Friday, May 6, 2011

Rush Limbaugh: "Yes, Osama was the most wonderful person I've ever known. And I love him deeply! In a way you could never understand!"

Remind me again why The Onion doesn't hire me write for them? Is it because I sent them an unsolicited email quoting my price at $700 per word, or $50,000 per article, whichever is higher? These words, they're gold Jerry!
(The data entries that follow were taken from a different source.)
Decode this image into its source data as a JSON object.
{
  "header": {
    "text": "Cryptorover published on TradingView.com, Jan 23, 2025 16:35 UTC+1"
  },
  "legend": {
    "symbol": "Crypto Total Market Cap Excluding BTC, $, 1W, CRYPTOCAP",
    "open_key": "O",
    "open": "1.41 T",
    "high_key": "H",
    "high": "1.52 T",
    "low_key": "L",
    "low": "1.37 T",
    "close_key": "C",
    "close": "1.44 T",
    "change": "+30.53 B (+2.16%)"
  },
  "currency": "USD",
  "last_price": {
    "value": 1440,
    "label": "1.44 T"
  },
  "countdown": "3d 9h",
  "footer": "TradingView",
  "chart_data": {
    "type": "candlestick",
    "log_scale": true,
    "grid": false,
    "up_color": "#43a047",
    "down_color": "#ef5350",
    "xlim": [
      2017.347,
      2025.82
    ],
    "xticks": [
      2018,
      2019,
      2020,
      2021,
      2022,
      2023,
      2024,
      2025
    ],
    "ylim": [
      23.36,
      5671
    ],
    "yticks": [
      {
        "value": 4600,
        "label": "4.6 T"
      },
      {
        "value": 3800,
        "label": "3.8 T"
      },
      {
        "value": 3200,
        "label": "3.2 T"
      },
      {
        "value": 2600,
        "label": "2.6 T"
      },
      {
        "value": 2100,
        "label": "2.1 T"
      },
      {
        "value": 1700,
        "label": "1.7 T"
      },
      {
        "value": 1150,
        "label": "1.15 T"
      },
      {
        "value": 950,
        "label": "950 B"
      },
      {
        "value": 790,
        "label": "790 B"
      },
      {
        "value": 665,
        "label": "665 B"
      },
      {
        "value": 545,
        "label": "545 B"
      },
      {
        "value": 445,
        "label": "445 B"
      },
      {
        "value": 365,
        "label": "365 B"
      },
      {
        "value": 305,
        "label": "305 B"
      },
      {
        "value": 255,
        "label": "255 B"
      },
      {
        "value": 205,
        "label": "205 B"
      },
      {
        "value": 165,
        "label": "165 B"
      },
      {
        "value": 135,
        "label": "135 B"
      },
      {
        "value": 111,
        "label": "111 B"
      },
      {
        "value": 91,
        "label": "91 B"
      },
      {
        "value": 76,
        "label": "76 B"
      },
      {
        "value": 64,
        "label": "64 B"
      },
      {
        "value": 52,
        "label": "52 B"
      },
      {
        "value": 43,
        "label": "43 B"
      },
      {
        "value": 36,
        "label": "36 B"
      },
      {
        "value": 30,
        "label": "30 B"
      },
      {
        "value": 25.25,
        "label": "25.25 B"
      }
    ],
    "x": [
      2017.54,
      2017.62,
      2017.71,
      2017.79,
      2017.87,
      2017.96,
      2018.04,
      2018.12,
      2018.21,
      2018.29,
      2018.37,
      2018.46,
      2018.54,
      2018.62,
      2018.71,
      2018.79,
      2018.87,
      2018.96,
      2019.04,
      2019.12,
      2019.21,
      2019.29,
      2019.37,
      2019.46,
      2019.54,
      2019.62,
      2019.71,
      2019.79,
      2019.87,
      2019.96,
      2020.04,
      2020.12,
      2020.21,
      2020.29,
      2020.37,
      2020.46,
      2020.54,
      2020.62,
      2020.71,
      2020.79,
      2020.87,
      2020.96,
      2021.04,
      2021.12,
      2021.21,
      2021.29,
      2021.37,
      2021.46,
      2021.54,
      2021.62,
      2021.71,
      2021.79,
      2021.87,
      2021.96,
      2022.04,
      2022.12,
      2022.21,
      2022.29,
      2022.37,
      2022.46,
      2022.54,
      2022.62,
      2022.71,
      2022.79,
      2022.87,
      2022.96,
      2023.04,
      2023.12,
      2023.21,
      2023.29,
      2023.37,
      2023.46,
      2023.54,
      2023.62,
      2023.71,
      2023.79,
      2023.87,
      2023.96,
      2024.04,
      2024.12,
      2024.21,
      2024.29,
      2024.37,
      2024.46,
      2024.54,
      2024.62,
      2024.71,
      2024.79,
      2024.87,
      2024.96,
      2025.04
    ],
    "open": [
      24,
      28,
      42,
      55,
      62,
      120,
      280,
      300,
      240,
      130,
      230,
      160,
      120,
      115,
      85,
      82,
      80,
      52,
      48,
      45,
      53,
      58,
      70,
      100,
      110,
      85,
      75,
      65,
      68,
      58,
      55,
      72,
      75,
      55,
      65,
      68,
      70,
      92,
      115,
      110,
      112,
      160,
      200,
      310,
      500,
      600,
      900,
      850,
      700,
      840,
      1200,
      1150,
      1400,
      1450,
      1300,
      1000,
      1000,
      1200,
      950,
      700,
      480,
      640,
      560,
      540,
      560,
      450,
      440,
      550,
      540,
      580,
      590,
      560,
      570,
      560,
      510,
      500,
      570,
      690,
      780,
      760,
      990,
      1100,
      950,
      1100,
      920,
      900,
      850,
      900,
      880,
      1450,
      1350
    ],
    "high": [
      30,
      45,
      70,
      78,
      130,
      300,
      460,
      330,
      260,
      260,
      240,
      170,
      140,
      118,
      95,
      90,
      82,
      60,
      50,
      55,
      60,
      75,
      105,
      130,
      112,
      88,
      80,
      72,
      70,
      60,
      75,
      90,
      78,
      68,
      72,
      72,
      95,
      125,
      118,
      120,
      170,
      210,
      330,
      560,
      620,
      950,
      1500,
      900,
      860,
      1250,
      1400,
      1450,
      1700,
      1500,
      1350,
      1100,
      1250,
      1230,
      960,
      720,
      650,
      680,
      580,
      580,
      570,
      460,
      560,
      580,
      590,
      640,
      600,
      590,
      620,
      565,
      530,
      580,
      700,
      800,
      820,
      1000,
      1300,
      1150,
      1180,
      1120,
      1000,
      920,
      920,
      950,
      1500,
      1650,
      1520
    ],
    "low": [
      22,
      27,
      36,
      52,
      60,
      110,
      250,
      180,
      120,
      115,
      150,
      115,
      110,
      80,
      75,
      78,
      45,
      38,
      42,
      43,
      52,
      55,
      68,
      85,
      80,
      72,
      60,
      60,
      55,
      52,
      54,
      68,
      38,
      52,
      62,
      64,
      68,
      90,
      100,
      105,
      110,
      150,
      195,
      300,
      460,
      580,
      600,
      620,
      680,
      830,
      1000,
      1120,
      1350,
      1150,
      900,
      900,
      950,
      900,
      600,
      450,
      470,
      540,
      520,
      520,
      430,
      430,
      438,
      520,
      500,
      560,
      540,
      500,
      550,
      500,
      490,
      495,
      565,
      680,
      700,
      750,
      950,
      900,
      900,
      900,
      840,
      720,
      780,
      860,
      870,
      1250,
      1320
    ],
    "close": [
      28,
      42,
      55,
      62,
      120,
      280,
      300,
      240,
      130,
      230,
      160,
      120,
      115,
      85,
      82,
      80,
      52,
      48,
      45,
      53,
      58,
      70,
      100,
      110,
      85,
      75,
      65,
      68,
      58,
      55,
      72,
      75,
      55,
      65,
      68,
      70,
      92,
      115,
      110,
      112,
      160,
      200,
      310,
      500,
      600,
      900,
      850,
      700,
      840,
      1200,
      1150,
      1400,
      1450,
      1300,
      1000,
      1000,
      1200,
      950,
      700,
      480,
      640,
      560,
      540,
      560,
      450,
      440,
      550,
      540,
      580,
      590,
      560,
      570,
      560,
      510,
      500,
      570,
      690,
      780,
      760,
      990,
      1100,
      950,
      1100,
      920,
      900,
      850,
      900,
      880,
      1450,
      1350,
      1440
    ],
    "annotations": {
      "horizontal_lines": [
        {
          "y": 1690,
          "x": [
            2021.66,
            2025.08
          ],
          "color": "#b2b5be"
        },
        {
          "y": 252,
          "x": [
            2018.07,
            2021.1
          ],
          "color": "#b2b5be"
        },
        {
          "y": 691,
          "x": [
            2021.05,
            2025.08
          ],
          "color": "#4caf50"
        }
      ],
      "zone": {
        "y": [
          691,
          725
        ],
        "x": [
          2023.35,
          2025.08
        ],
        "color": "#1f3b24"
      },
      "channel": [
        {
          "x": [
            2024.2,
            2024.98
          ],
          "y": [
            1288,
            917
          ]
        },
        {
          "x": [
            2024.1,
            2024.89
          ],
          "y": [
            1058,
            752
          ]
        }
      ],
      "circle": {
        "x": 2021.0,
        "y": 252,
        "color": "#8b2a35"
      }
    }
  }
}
Gold!




NEW YORK CITY, NY—The political world was rocked by radio talk show host and right-wing proponent Rush Limbaugh's shocking admission that a decade long romance with mass murder and Al Qaeda mastermind Osama bin Laden was at the root of his recent attacks against President Obama.

Initial suspicions of the strange, untoward affair between the rotund radio announcer and the mass murderer of nearly three-thousand men, women, and children were raised Monday morning when Mr. Limbaugh launched into a bizarre diatribe aimed at President Obama, just hours after the President had announced to the world the killing of Osama bin Laden at the hands of U.S. special operations forces.

After an opening monologue where Mr. Limbaugh sarcastically praised the efforts of President Obama, the radio show took an unexpected and dark turn when Mr. Limbaugh faced questions from a caller.

George from Trenton: Why all the hate for Obama, Rush? He went in there and put a bullet in that [censored]'s head. And after Bush proved as impotent as an effeminate castrato to do the same.

Limbaugh: Listen here, George. A man died! A man! Do you understand that? A human being!

George: What? People were jumping out of skyscrapers while on fire, Rush!

Limbaugh: Listen you [censored]! Do you want the truth? Do you? Yes, Osama was the most wonderful person I've ever known. And I love him deeply! In a way you could never understand!

George: Wait, what?

A White House source, speaking on the condition of anonymity, stated Tuesday that evidence of the affair was uncovered by the intelligence community soon after the May 1st raid that claimed the life of Osama bin Laden and four others. "The copy of [Rush Limbaugh's] See, I Told You So, signed, "To my dearest Mujahideen Osama! LOVE U 4 EVA BOO! You're[sic] Rushypoo," on the dresser was sort of a tip off. Plus all those photos of them on vacation. And those videos of them . . . them . . . look, I really don't want to go into it right now."

The President has declined to comment on the affair, which, according to personal emails leaked by a government source to the Associated Press early Wednesday, seems to have blossomed over Mr. Limbaugh and Osama Bin Laden's mutual hatred of Former President Clinton and "the Liberal Devil."

White House Press Secretary Jay Carney reaffirmed the President's support for equality in all facets of life. "The President's position has always been in support of the love between two people, whether they be a man and a woman, or a man and a man, or a woman and a woman, or a man and an insane, mass murdering monster, or . . . sorry . . . lost my train of thought . . . you know, it is actually pretty fucking sick. Wait - Keep that off the record."

In addition to these revelations, comments critical of Obama by conservative commentator Sarah Palin fueled further rumors late Wednesday. Jay Carney responded to these rumors at a White House press conference Thursday morning: "Sarah Palin? What? No, she's still just a dumb bitch."